Always more connected, and earlier and earlier. By the age of 11, nearly nine out of ten children are already using the Internet in some countries around the world, a study by the Mozilla Foundation reveals. While France is an exception, with a higher starting age than some of its European neighbors, some issues are nonetheless troubling for parents, who are particularly concerned about online safety.
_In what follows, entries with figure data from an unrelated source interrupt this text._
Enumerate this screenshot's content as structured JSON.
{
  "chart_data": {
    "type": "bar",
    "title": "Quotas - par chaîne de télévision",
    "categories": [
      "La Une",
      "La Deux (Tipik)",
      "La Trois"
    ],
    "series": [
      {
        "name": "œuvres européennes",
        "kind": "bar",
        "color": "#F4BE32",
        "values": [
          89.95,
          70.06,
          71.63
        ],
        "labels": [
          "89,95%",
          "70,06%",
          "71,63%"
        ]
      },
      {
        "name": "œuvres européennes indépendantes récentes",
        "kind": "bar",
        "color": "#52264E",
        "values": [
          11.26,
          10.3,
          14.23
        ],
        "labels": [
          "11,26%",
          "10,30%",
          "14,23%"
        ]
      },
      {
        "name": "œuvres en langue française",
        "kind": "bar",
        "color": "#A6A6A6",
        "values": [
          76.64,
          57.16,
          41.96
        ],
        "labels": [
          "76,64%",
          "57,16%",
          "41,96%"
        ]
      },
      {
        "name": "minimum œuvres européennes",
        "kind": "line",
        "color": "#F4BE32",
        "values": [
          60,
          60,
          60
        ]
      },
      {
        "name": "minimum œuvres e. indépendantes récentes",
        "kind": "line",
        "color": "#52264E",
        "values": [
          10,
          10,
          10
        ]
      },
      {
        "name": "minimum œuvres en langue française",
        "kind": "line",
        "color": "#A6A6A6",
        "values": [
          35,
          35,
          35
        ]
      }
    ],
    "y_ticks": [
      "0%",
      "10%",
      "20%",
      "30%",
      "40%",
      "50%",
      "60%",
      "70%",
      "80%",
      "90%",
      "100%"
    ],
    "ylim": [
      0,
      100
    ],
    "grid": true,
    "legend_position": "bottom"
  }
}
At what age did you introduce your children to the Internet? A seemingly simple question that nevertheless evokes repeated controversy and debate, if not some guilt among parents anxious to prevent any potential addiction of their cherubs to screens. On average, children go online for the most part between the ages of 5 and 8, according to a new study conducted by the Mozilla Foundation* among more than 3,500 parents of children aged 5 to 17 living in the United States, Canada , Germany, France and the United Kingdom. However, a later age, in Germany and France, as children discover the Internet there on average at the age of 7 and 8.
Bound by 2 years
In detail, 36% of American parents say they introduce their children to the Internet between the ages of 2 and 5, compared to 35% and 34% for Canadian and British parents. A percentage that drops to 21% for German parents and 16% for French parents. On the other hand, the latter are more likely to introduce their children to the functioning of the Internet at the age of 5-8 and 8-11 years (36% and 32%, respectively). It should also be noted that in France, 3% of teenagers explore the Internet for the first time between the ages of 14 and 17.
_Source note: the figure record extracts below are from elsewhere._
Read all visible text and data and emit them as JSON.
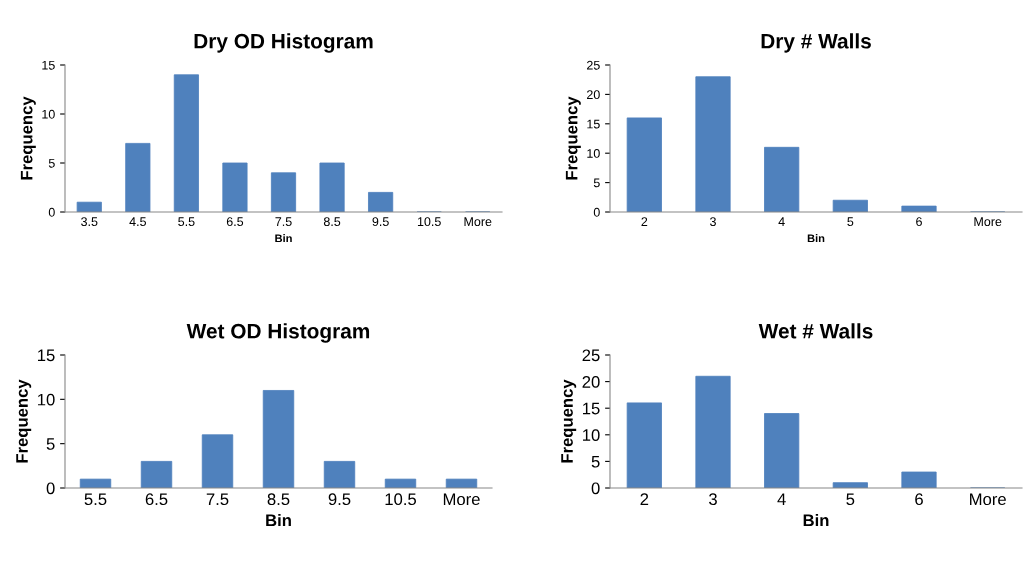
{
  "chart_data": [
    {
      "type": "bar",
      "title": "Dry OD Histogram",
      "xlabel": "Bin",
      "ylabel": "Frequency",
      "categories": [
        "3.5",
        "4.5",
        "5.5",
        "6.5",
        "7.5",
        "8.5",
        "9.5",
        "10.5",
        "More"
      ],
      "values": [
        1,
        7,
        14,
        5,
        4,
        5,
        2,
        0,
        0
      ],
      "color": "#4f81bd",
      "ylim": [
        0,
        15
      ],
      "yticks": [
        0,
        5,
        10,
        15
      ]
    },
    {
      "type": "bar",
      "title": "Dry # Walls",
      "xlabel": "Bin",
      "ylabel": "Frequency",
      "categories": [
        "2",
        "3",
        "4",
        "5",
        "6",
        "More"
      ],
      "values": [
        16,
        23,
        11,
        2,
        1,
        0
      ],
      "color": "#4f81bd",
      "ylim": [
        0,
        25
      ],
      "yticks": [
        0,
        5,
        10,
        15,
        20,
        25
      ]
    },
    {
      "type": "bar",
      "title": "Wet OD Histogram",
      "xlabel": "Bin",
      "ylabel": "Frequency",
      "categories": [
        "5.5",
        "6.5",
        "7.5",
        "8.5",
        "9.5",
        "10.5",
        "More"
      ],
      "values": [
        1,
        3,
        6,
        11,
        3,
        1,
        1
      ],
      "color": "#4f81bd",
      "ylim": [
        0,
        15
      ],
      "yticks": [
        0,
        5,
        10,
        15
      ]
    },
    {
      "type": "bar",
      "title": "Wet # Walls",
      "xlabel": "Bin",
      "ylabel": "Frequency",
      "categories": [
        "2",
        "3",
        "4",
        "5",
        "6",
        "More"
      ],
      "values": [
        16,
        21,
        14,
        1,
        3,
        0
      ],
      "color": "#4f81bd",
      "ylim": [
        0,
        25
      ],
      "yticks": [
        0,
        5,
        10,
        15,
        20,
        25
      ]
    }
  ]
}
As for the average time spent online, according to the study, it averages four hours a day for all countries, although disparities remain. More than eight in ten French parents (87%) allow their children to use the Internet for up to 4 hours a day, but almost half (47%) still set a daily limit of one hour. Thus, in France, the average is set at 2 hours per day. In the United States, where children appear to be online the longest, only 57% of parents set the daily limit at 4 hours a day, while 20% allow them to surf between 5 and 7 a day and 7% between 8. and 10:00 a.m.
Safety in focus
According to the French parents surveyed, school, and more specifically homework and other school needs, would be the main reason for which they would introduce their children to the use of the Internet (43%). But it is not the only one. This is followed by watching entertainment videos (40%), accessing games (29%), the need to keep in touch with family and friends (22%) and, to a lesser extent, online shopping (3% ). Which is even more important in the United States (8%). But how do children actually use the Internet? Of course, not as much as parents hope, as school needs only come in third place (54%) behind watching entertainment videos (67%) and playing games (61%). Online shopping would also be more important than parents, at 9%.
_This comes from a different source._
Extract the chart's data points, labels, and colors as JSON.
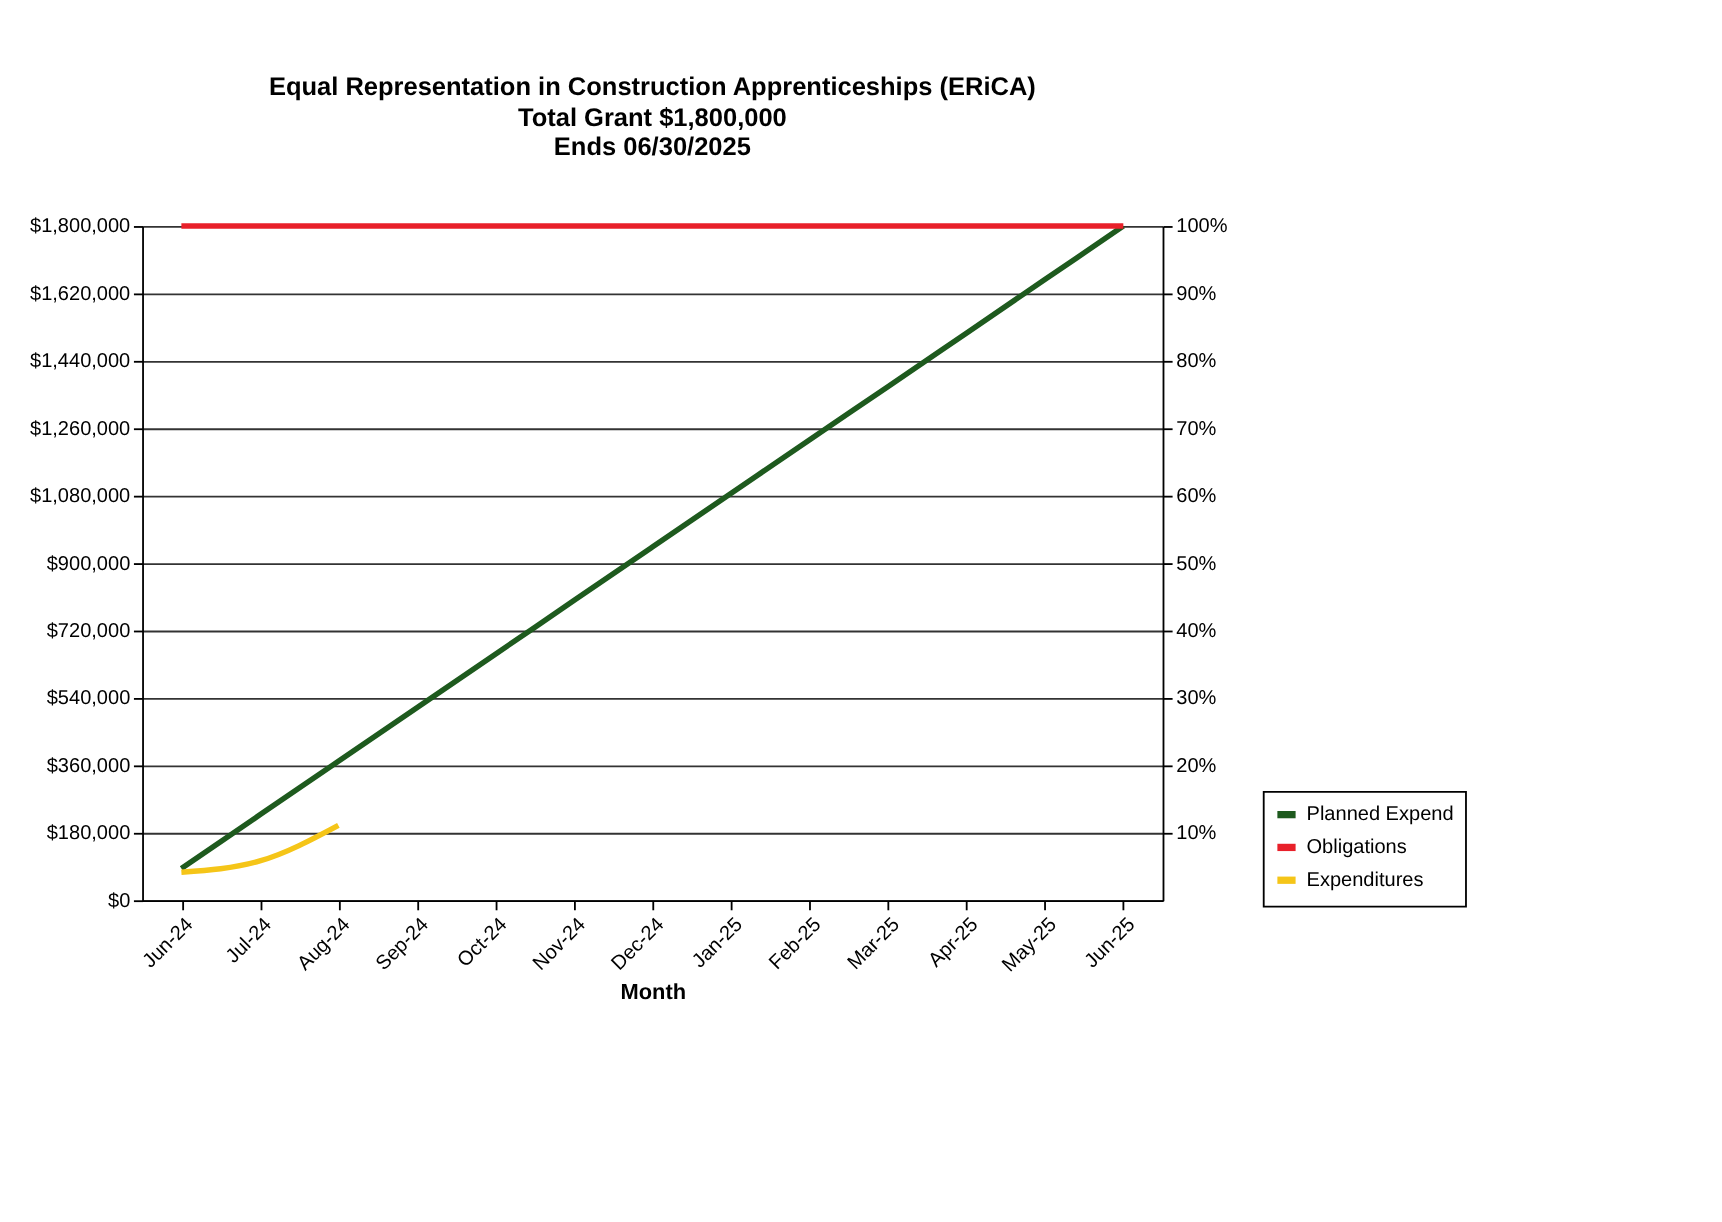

But that’s not what parents worry about the most when it comes to navigation. Security is at the top of the concerns caused by internet usage. Furthermore, nearly three quarters of French parents (73%) believe that the Internet is not a safe space. An opinion shared by only 56% of American parents and 58% of Canadian parents. In France, exposure to inappropriate content (61%) is a particular concern for parents, given the threat posed by online predators (51%) and cyberbullying (50%). An observation that prompts parents to make their children aware of this type of risk at an earlier and earlier age, from the age of 5 in France.
*The survey was conducted between September 21 and 29, 2022, via an online questionnaire, with 3,699 parents aged 25 to 55, residing in the United States, Canada, Germany, France and the United Kingdom. United and with children aged 5 to 17. The sample is representative of the general population, balanced and weighted by age, gender, region, education.